There are two types of fiber
Ekaterina Markelova/Shutterstock According to U.S. dietary guidelines, adults should consume anywhere between 25 and 30 grams of dietary fiber from food (not supplements) daily, but most are only getting about 15 grams, about half the recommended amount. (Here are 30 ways to get more fiber.) There are two types of fiber, soluble and insoluble, and both play important roles in helping us to maintain healthy digestion and fight off diseases—here’s a list of fiber’s impressive health benefits. “Soluble fiber dissolves in water and forms a gel, acting like a sponge in binding cholesterol-rich bile acids, which are then eliminated as waste,” says Melissa Majumdar, RD, senior bariatric dietitian at Brigham and Women’s Center for Metabolic and Bariatric Surgery and Academy of Nutrition and Dietetics spokesperson. This cholesterol-lowering type of fiber is found in oats, peas, beans, apples, citrus, carrots, barley, and fiber supplements that use psyllium husk, she explains. Insoluble fiber, which is found in wheat bran, whole-wheat flour, nuts, beans, potatoes, and vegetables such as cauliflower and green beans, adds bulk to our stool and helps move food through the digestive tract. “Insoluble fiber aids in digestion by acting like a broom and cleaning out our intestinal track,” says dietitian Angel Planells, RD, a spokesperson for the Academy of Nutrition and Dietetics.

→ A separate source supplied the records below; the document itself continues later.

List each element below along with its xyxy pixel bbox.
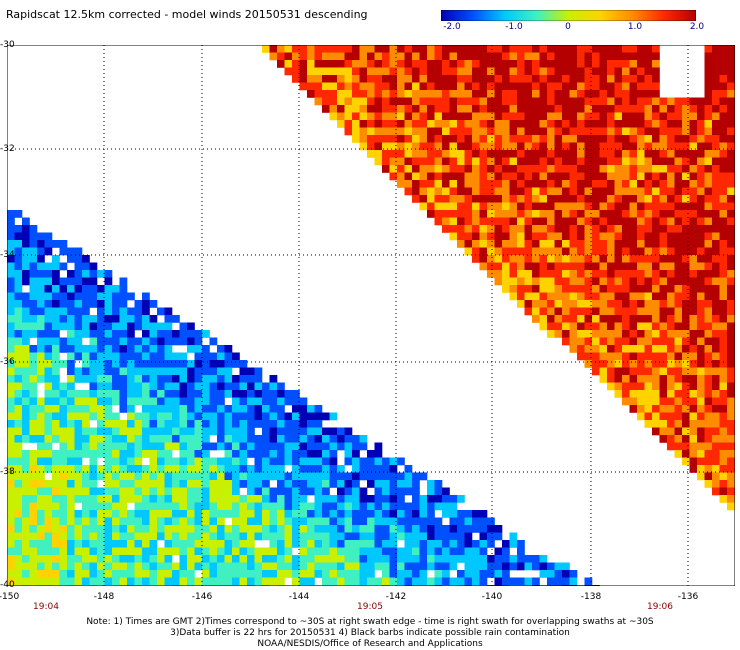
lat-tick-36: -36 — [0, 357, 15, 367]
lat-tick-30: -30 — [0, 40, 15, 50]
lat-tick-38: -38 — [0, 467, 15, 477]
lon-tick-150: -150 — [0, 592, 20, 602]
footnote-line-1: Note: 1) Times are GMT 2)Times correspon… — [86, 617, 654, 627]
lat-tick-34: -34 — [0, 250, 15, 260]
lon-tick-148: -148 — [93, 592, 115, 602]
footnote-line-2: 3)Data buffer is 22 hrs for 20150531 4) … — [170, 628, 570, 638]
time-label-start: 19:04 — [33, 602, 59, 612]
lat-lon-grid — [7, 45, 735, 586]
wind-difference-map — [7, 45, 735, 586]
colorbar-label-zero: 0 — [565, 22, 571, 32]
lat-tick-32: -32 — [0, 144, 15, 154]
lon-tick-144: -144 — [288, 592, 310, 602]
lat-tick-40: -40 — [0, 580, 15, 590]
colorbar-label-neg1: -1.0 — [505, 22, 523, 32]
colorbar-label-max: 2.0 — [689, 22, 705, 32]
lon-tick-146: -146 — [191, 592, 213, 602]
time-label-end: 19:06 — [647, 602, 673, 612]
lon-tick-140: -140 — [481, 592, 503, 602]
time-label-mid: 19:05 — [357, 602, 383, 612]
footnote-credit: NOAA/NESDIS/Office of Research and Appli… — [257, 639, 483, 649]
colorbar-label-pos1: 1.0 — [627, 22, 643, 32]
lon-tick-138: -138 — [580, 592, 602, 602]
colorbar-label-min: -2.0 — [443, 22, 461, 32]
lon-tick-142: -142 — [385, 592, 407, 602]
chart-title: Rapidscat 12.5km corrected - model winds… — [6, 8, 368, 21]
lon-tick-136: -136 — [677, 592, 699, 602]
colorbar — [441, 10, 696, 21]
swath-cells — [7, 45, 735, 586]
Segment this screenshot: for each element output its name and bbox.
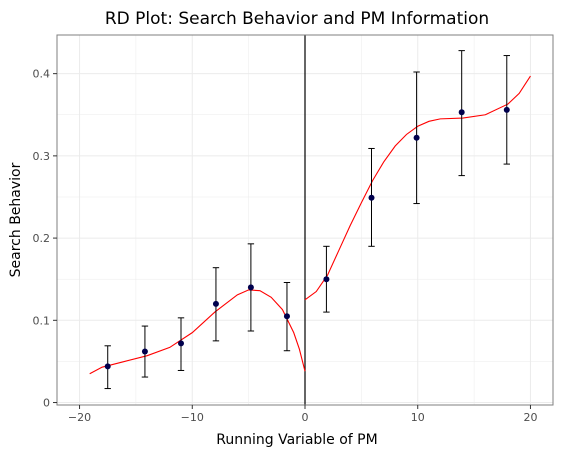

Lower your cholesterol and risk for cardiovascular disease
Vladislav Noseek/Shutterstock Adding whole-grain dietary fiber as part of a healthy diet may help improve blood cholesterol levels, and lower the risk of heart disease, stroke, obesity and type 2 diabetes, according to the American Heart Association. Soluble fiber is what lowers LDL cholesterol—it can also reduce inflammation in the body and lower blood pressure, says Planells. “When soluble fiber enters the small intestine, it acts like a sponge and binds the cholesterol, and doesn’t allow it to be absorbed into the body,” he says. Good sources of soluble fiber include legumes, psyllium, flaxseeds, oats, and oat bran. “Start the day with either steel cut or regular oats—both are a great way to reduce your cholesterol levels.”